L’ennesimo scandalo sembra in procinto di scuotere ancora una volta il partito AKP di Erdoğan, che da mesi sta attraversando la fase più critica della sua storia. Questa volta ne sarebbe però coinvolto personalmente il premier, lasciando presagire pesanti conseguenze sul futuro dell’attuale governo turco.
Alle otto di mattina del 17 dicembre 2013, Recep Tayyip Erdoğan telefona al figlio Necmettin Bilal per avvertirlo che è in corso una grande operazione anti-corruzione, e alcuni dirigenti del suo partito ne sono pesantemente coinvolti. A preoccupare il premier turco più di ogni altra cosa è la possibilità di una perquisizione.

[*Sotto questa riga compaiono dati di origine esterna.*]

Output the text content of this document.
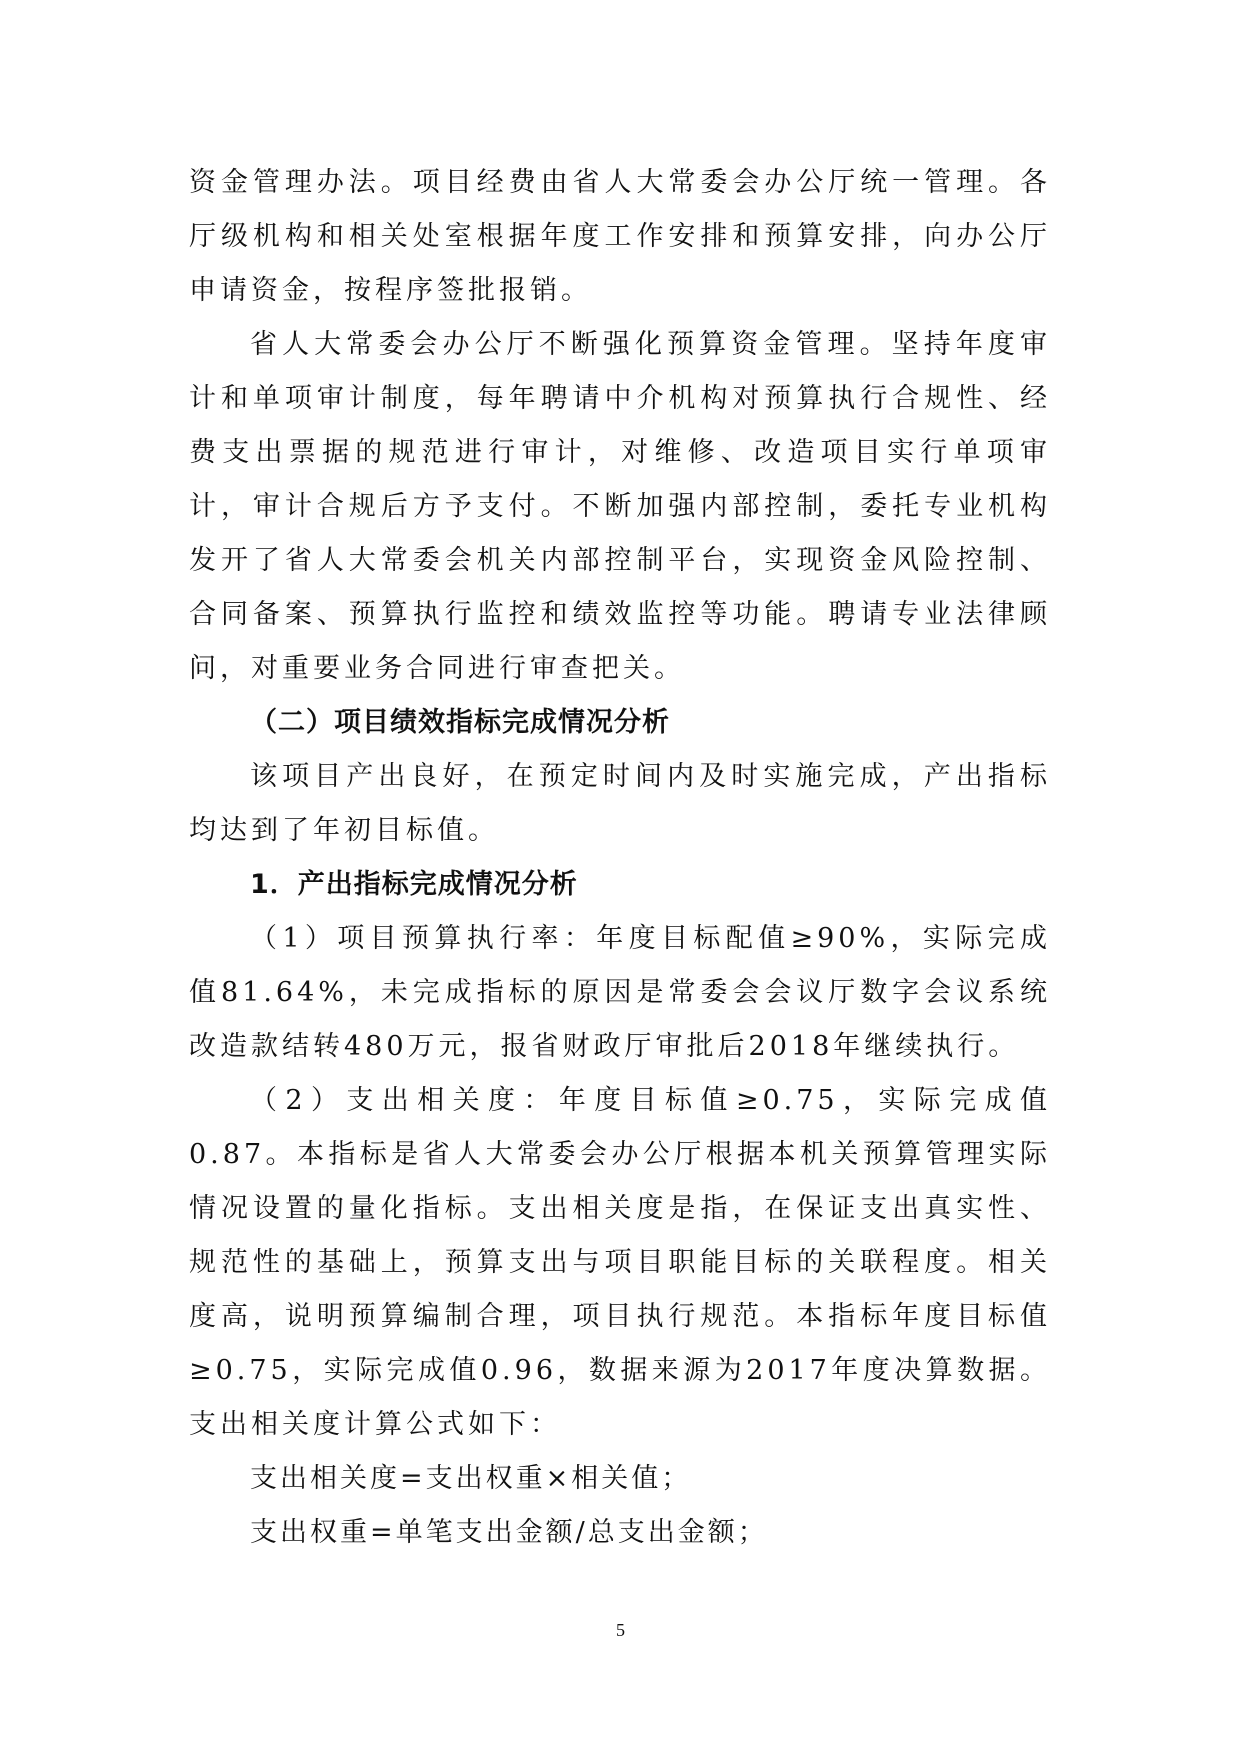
资金管理办法。项目经费由省人大常委会办公厅统一管理。各厅级机构和相关处室根据年度工作安排和预算安排，向办公厅申请资金，按程序签批报销。

省人大常委会办公厅不断强化预算资金管理。坚持年度审计和单项审计制度，每年聘请中介机构对预算执行合规性、经费支出票据的规范进行审计，对维修、改造项目实行单项审计，审计合规后方予支付。不断加强内部控制，委托专业机构发开了省人大常委会机关内部控制平台，实现资金风险控制、合同备案、预算执行监控和绩效监控等功能。聘请专业法律顾问，对重要业务合同进行审查把关。

（二）项目绩效指标完成情况分析

该项目产出良好，在预定时间内及时实施完成，产出指标均达到了年初目标值。

1．产出指标完成情况分析

（1）项目预算执行率：年度目标配值≥90%，实际完成值81.64%，未完成指标的原因是常委会会议厅数字会议系统改造款结转480万元，报省财政厅审批后2018年继续执行。

（2）支出相关度：年度目标值≥0.75，实际完成值0.87。本指标是省人大常委会办公厅根据本机关预算管理实际情况设置的量化指标。支出相关度是指，在保证支出真实性、规范性的基础上，预算支出与项目职能目标的关联程度。相关度高，说明预算编制合理，项目执行规范。本指标年度目标值≥0.75，实际完成值0.96，数据来源为2017年度决算数据。支出相关度计算公式如下：

支出相关度=支出权重×相关值；

支出权重=单笔支出金额/总支出金额；

5
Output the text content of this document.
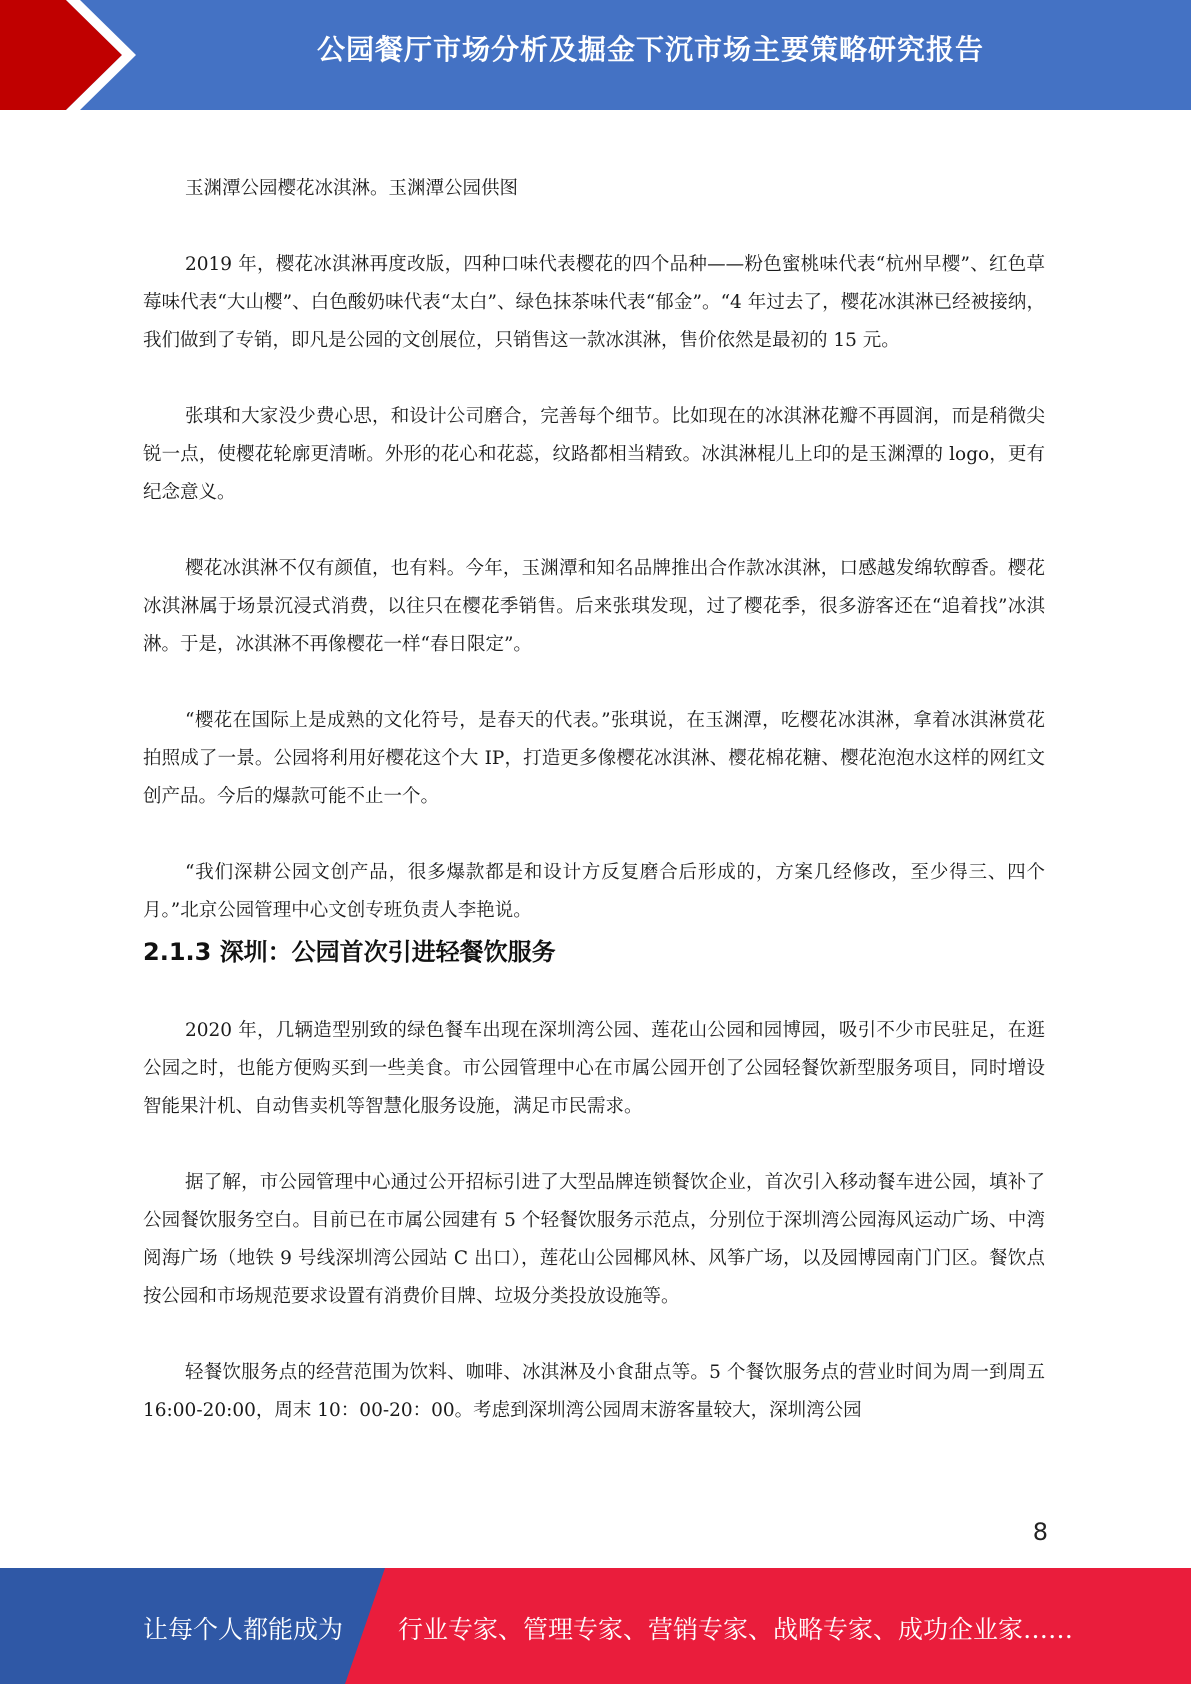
公园餐厅市场分析及掘金下沉市场主要策略研究报告

玉渊潭公园樱花冰淇淋。玉渊潭公园供图

2019 年，樱花冰淇淋再度改版，四种口味代表樱花的四个品种——粉色蜜桃味代表“杭州早樱”、红色草莓味代表“大山樱”、白色酸奶味代表“太白”、绿色抹茶味代表“郁金”。“4 年过去了，樱花冰淇淋已经被接纳，我们做到了专销，即凡是公园的文创展位，只销售这一款冰淇淋，售价依然是最初的 15 元。

张琪和大家没少费心思，和设计公司磨合，完善每个细节。比如现在的冰淇淋花瓣不再圆润，而是稍微尖锐一点，使樱花轮廓更清晰。外形的花心和花蕊，纹路都相当精致。冰淇淋棍儿上印的是玉渊潭的 logo，更有纪念意义。

樱花冰淇淋不仅有颜值，也有料。今年，玉渊潭和知名品牌推出合作款冰淇淋，口感越发绵软醇香。樱花冰淇淋属于场景沉浸式消费，以往只在樱花季销售。后来张琪发现，过了樱花季，很多游客还在“追着找”冰淇淋。于是，冰淇淋不再像樱花一样“春日限定”。

“樱花在国际上是成熟的文化符号，是春天的代表。”张琪说，在玉渊潭，吃樱花冰淇淋，拿着冰淇淋赏花拍照成了一景。公园将利用好樱花这个大 IP，打造更多像樱花冰淇淋、樱花棉花糖、樱花泡泡水这样的网红文创产品。今后的爆款可能不止一个。

“我们深耕公园文创产品，很多爆款都是和设计方反复磨合后形成的，方案几经修改，至少得三、四个月。”北京公园管理中心文创专班负责人李艳说。

2.1.3 深圳：公园首次引进轻餐饮服务

2020 年，几辆造型别致的绿色餐车出现在深圳湾公园、莲花山公园和园博园，吸引不少市民驻足，在逛公园之时，也能方便购买到一些美食。市公园管理中心在市属公园开创了公园轻餐饮新型服务项目，同时增设智能果汁机、自动售卖机等智慧化服务设施，满足市民需求。

据了解，市公园管理中心通过公开招标引进了大型品牌连锁餐饮企业，首次引入移动餐车进公园，填补了公园餐饮服务空白。目前已在市属公园建有 5 个轻餐饮服务示范点，分别位于深圳湾公园海风运动广场、中湾阅海广场（地铁 9 号线深圳湾公园站 C 出口），莲花山公园椰风林、风筝广场，以及园博园南门门区。餐饮点按公园和市场规范要求设置有消费价目牌、垃圾分类投放设施等。

轻餐饮服务点的经营范围为饮料、咖啡、冰淇淋及小食甜点等。5 个餐饮服务点的营业时间为周一到周五 16:00-20:00，周末 10：00-20：00。考虑到深圳湾公园周末游客量较大，深圳湾公园

8
让每个人都能成为 行业专家、管理专家、营销专家、战略专家、成功企业家……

Gli Erdoğan hanno infatti un piccolo segreto di famiglia: nascondono nelle loro diverse residenze un miliardo di dollari, di provenienza evidentemente illecita, che è necessario fare sparire al più presto. Inizialmente presi dal panico, padre e figlio riescono ad organizzare un piano piuttosto efficace e metterlo in pratica con successo. Coordinandosi per telefono e con l’aiuto del resto della famiglia, i due riescono a disfarsi sostanzialmente di tutto il denaro nell’arco della giornata, affidandolo a persone di fiducia o reinvestendolo.
Questo è quanto emerge da cinque intercettazioni telefoniche, di provenienza ancora da chiarire, diffuse su internet la sera del 24 febbraio. Se l’autenticità delle registrazioni dovesse venire confermata, si tratterebbe sicuramente della più grande bufera mai abbattutasi sul governo di Erdoğan in questi dieci anni. Soprattutto negli ultimi mesi l’AKP non è stato certamente risparmiato da scandali e polemiche di varia natura, ma sarebbe la prima volta che il premier e la sua famiglia vengono direttamente coinvolti, palesando un arricchimento personale illecito di proporzioni a dir poco scioccanti. Facile immaginarne le possibili conseguenze sull’elettorato dell’AKP, quel “partito bianco” (Ak Parti, proprio in riferimento all’onestà e all’integrità morale) che ha sempre fatto della lotta alla corruzione un cavallo di battaglia.
Le reazioni del mondo politico turco non si sono fatte particolarmente attendere. Erdoğan, denunciando ancora una volta un complotto nei suoi confronti, ha ovviamente dichiarato che le registrazioni sono un falso. D’altro canto, il principale partito di opposizione CHP invoca a gran voce le dimissioni del governo. Al di là di questi prevedibili schemi di contrapposizione politica, la questione centrale su cui si concentrerà l’opinione pubblica turca nei prossimi giorni concerne sostanzialmente l’autenticità delle intercettazioni: se questa dovesse venire confermata, allora la leadership di Erdoğan potrebbe venire messa radicalmente in discussione.